Thanks for the information. I appreciate the 12 Tips in your Bio, too. Your writing style is kind to the reader- finding out about improving my hubs was actually fun to read. Instead of reading about impersonal facts, I was enjoying your personal experience, but learning along the way. The art is amazing, too

Kelley Marks (author) from Sacramento, California on February 22, 2012:

Thanks for the comment, Peggy W. Leaving comments is an excellent way to reciprocate each other's efforts writing hubs, etc. When I discover hubbers who don't respond to comments, I get a little ticked off, ya know? Later!

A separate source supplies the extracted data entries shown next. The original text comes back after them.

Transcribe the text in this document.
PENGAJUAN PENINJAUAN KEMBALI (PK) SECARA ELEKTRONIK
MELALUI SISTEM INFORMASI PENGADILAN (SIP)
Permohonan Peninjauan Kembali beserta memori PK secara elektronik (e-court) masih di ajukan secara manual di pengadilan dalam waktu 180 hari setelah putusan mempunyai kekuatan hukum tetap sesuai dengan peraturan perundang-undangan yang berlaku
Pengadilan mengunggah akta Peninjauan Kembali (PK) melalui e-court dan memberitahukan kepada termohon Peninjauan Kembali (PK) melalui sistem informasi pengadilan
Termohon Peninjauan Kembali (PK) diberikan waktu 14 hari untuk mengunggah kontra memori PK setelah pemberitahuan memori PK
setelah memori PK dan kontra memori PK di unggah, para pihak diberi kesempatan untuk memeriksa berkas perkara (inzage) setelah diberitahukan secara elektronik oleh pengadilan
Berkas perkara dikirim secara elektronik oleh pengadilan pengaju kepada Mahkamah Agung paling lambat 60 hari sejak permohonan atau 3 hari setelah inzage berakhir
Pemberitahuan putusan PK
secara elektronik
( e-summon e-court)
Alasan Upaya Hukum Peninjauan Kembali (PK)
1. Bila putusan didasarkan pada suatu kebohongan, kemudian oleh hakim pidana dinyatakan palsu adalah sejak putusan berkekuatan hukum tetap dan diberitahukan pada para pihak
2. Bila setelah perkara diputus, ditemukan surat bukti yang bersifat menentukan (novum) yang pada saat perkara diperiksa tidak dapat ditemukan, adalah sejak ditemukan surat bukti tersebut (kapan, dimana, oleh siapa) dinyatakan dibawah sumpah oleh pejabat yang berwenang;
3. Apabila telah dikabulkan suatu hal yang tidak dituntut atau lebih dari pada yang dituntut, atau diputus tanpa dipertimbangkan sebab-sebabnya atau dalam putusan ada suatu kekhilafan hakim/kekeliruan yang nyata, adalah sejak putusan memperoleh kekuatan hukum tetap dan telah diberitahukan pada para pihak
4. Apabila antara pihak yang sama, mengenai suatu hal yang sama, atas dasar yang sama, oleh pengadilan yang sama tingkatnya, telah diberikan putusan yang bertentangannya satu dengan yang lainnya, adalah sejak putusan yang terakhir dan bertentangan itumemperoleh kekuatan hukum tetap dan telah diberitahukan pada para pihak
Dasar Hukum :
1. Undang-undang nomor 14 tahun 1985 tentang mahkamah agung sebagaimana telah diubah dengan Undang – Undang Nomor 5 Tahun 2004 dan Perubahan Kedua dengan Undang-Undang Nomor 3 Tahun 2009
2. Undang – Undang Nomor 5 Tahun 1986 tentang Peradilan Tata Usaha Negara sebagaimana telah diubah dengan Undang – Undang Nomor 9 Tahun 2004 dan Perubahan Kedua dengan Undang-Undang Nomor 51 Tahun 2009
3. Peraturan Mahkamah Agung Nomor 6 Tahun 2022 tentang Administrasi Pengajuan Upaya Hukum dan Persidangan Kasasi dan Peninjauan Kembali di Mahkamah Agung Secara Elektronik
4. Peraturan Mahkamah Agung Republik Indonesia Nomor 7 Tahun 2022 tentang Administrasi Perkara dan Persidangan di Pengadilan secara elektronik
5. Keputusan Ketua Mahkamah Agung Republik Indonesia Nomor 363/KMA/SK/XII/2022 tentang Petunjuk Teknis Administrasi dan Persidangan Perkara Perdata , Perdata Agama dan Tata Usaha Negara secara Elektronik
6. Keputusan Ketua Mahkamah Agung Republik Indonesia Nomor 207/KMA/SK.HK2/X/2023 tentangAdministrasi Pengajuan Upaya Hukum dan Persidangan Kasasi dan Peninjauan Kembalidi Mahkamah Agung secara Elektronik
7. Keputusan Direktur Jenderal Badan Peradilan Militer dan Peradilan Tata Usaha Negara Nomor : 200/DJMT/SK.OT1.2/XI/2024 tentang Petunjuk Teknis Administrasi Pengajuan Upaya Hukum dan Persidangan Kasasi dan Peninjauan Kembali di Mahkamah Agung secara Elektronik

Peggy Woods from Houston, Texas on February 22, 2012:

Nice to hear your insights on hubbing. I think that the most important thing for people to consider IF income is a prime focus, is to keep writing interesting and useful hubs (as you indicated) and be patient. It takes time and consistent effort to make this pay. I also like your tip of rewarding those who comment, by going to one of their hubs, reading it, and leaving a reciprocal comment. That helps all of us! Sharing with others is also a good way to make our hubs noticed (and possibly better monetized). Useful hub and will tweet and share with my followers.

Kelley Marks (author) from Sacramento, California on February 22, 2012:

Thanks for the comment, tebo. Hey, after four years of hubbing this seemed like the perfect topic. Later!

tebo from New Zealand on February 21, 2012:

I enjoyed reading this hub. Lots of good information for someone like me who seems to be stuck temporarily for a topic. Thanks for the inspiration.

Kelley Marks (author) from Sacramento, California on February 21, 2012:

Thanks for the comment, onthegrind. I certainly enjoy passing on the tips of the trade. And yes, when Amy Winehouse died, that one hub got hit like a mofo. Later!

onthegrind from Florida, United States on February 21, 2012:

Very encouraging and straight-foward tips for a new person like myself. Makes me rethink my approach to writing on hubpages. That's amazing about Amy Winehouse! Ha, wish I could figure out what makes a hub popular as well. Great tips. Voted up, interesting, and SHARED.

Kelley Marks (author) from Sacramento, California on February 20, 2012:

Thanks for the comment, The Magician. I'm glad you liked the Andy Warhol hub, which is definitely one of my favorite hubs.

As for you, samadaslam, the hub is a little long, about 2,000 words, but shows how much I've learned in four years of hubbing. I could have added much more. Later!

Samad Aslam Khan on February 20, 2012:

Must admit that your Four years Hubbing Experience was clearly reflecting from your Hub. I loved it though it was quite long. Hats Off to you Kosmo!

Kay B from Tampa, FL on February 20, 2012:

Wow, this was awesome! Really opened my eyes on some things... also, I definitely enjoyed the Andy Warhol article. Tons of fun information in that! Thanks!

Kelley Marks (author) from Sacramento, California on February 20, 2012:

I'm always glad to help any hubber, MANNNOJ. Thanks for the comment. Later!

MANNNOJ from Mumbai,India. on February 20, 2012:

great hub, still i am in my learning stage and your article helps me a lot.